There is a legitimate argument that fat files take more bandwidth and may need routing management to maintain performance for all. Video has been the increasing killer app for several years now, so this situation is not new or unexpected. But beyond that, there is a Carrier desire to charge extra for ‘special services’ – having worked in the IT Industry for many years, I read this as another opportunity for increased unbundling – a favorite technique for increasing revenue. Just as your cable TV has been creeping up for years, internet unbundling and ‘special services’ would have the same effect, and would in my opinion prohibit development and propagation of as-yet-unknown ideas and applications that come out of the digital community because things may get financially out of reach for users. 

To be fair, I bitch like hell if my connection is slow, and many users [especially Millenials] excesively access fat files. Maybe some grading of the fee structure according to usage is not out of the question. Anyone on the internet is already paying access fees, which are not cheap – even my basic broadband hardwire is $30/month, which is more than land line phone service. Would you be willing to pay more for unfettered YouTube access? 
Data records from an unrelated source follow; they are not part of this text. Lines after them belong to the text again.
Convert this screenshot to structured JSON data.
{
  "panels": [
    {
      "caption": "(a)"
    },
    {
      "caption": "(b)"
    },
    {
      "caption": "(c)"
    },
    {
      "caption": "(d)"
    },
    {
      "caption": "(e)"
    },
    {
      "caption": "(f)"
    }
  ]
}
So, the government could redefine and regulate broadband in the same model as the telephone, but there was big corporate and Republican pushback when this idea came up. The FCC’s December action tried to establish a compromise, but not surprisingly, one month later it’s already in court. I have a feeling this one could go all the way up the legal ladder, and Justice Roberts will surely put this one on the docket. Should be an interesting few years. Ma Bell Redux.